Senate debates

Wednesday, 2 March 2011

Matters of Public Importance

Gillard Government

4:13 pm

Photo of Scott RyanScott Ryan (Victoria, Liberal Party, Shadow Parliamentary Secretary for Small Business and Fair Competition) Share this | Hansard source

That went to an election. I will take that interjection, Senator McLucas. I dare you to take this to an election. You will not. You are hoping that the people forget. You will wear this like a ball and chain. You are scared, and that is why you are talking more about the opposition than your own agenda. You can tell when Labor is scared. You see it in New South Wales now. You saw it in Victoria with John Brumby last November. When Labor talks about the opposition rather than itself, you know it is running scared. The ghost of Julia past will haunt the present and the future of this government, and those words will ring in people’s ears until the next election day.

I briefly move on to the issue of debt and deficit, which was so blithely dismissed by a previous speaker from the government side. I grew up in the 1990s in Victoria in the aftermath of Cain and Kirner, the intellectual and spiritual forebears of the current New South Wales Labor government and the recession that we had to have, told to us by the then Treasurer, Paul Keating. But debt and deficits are nothing less than deferred taxation. The ultimate irony of the BER is that the kids in those very school facilities are going to pay higher taxes and have fewer opportunities in their working years to pay back the debt that funded those facilities. This government is guaranteeing higher taxes and fewer opportunities for future Australians. If anyone in this country could not think of a better way to spend $16 billion on our education system, then they are not trying. Ill-designed, shabbily built school halls that take over playgrounds are not education reform.

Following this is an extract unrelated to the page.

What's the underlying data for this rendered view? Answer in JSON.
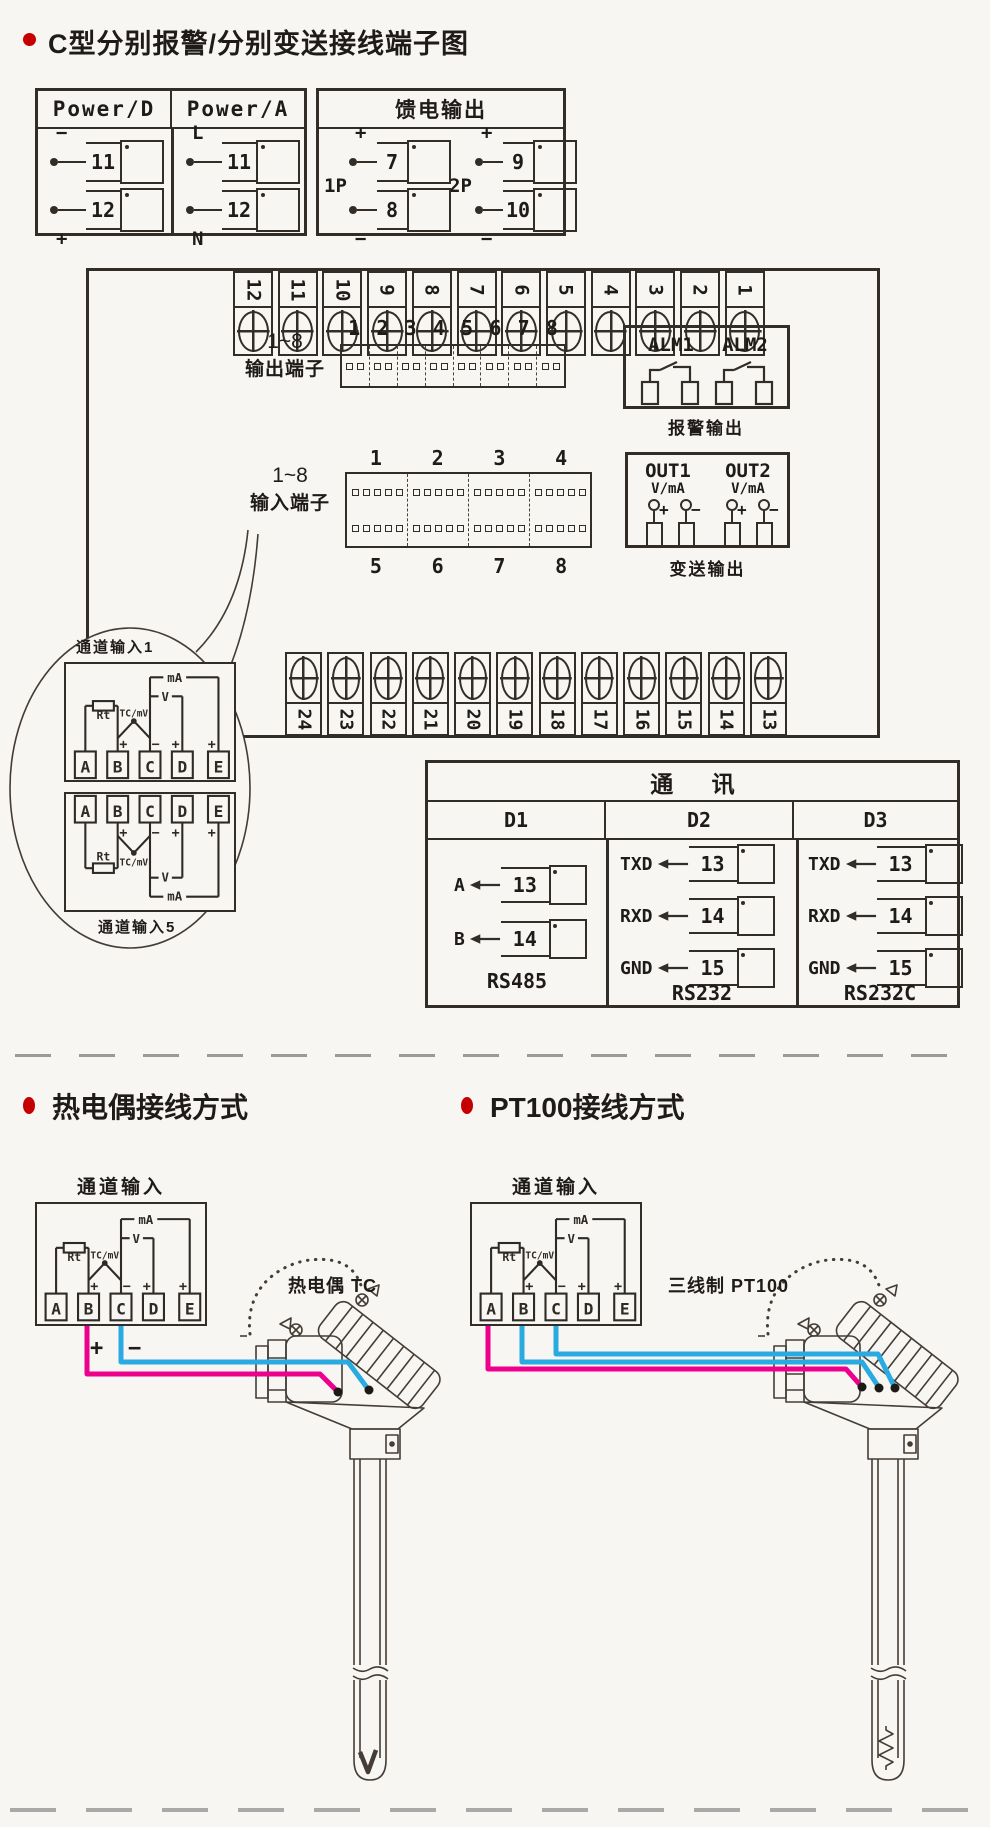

You can use the word ‘revolution’ all you want so it sounds fancy—that has nothing to do with education—and your defence is that it was stimulus. It is still being spent now. The Reserve Bank is putting up interest rates and you are still spending stimulus. It shows you how farcical this was and the defence is to say that only three per cent of projects had a problem. I remember when a few hundred million dollars was serious money and the only defence this government can come up with is that it had to shovel the money out the door so quickly you would expect a few hundred million to be wasted. This side of the chamber takes its responsibilities much more seriously.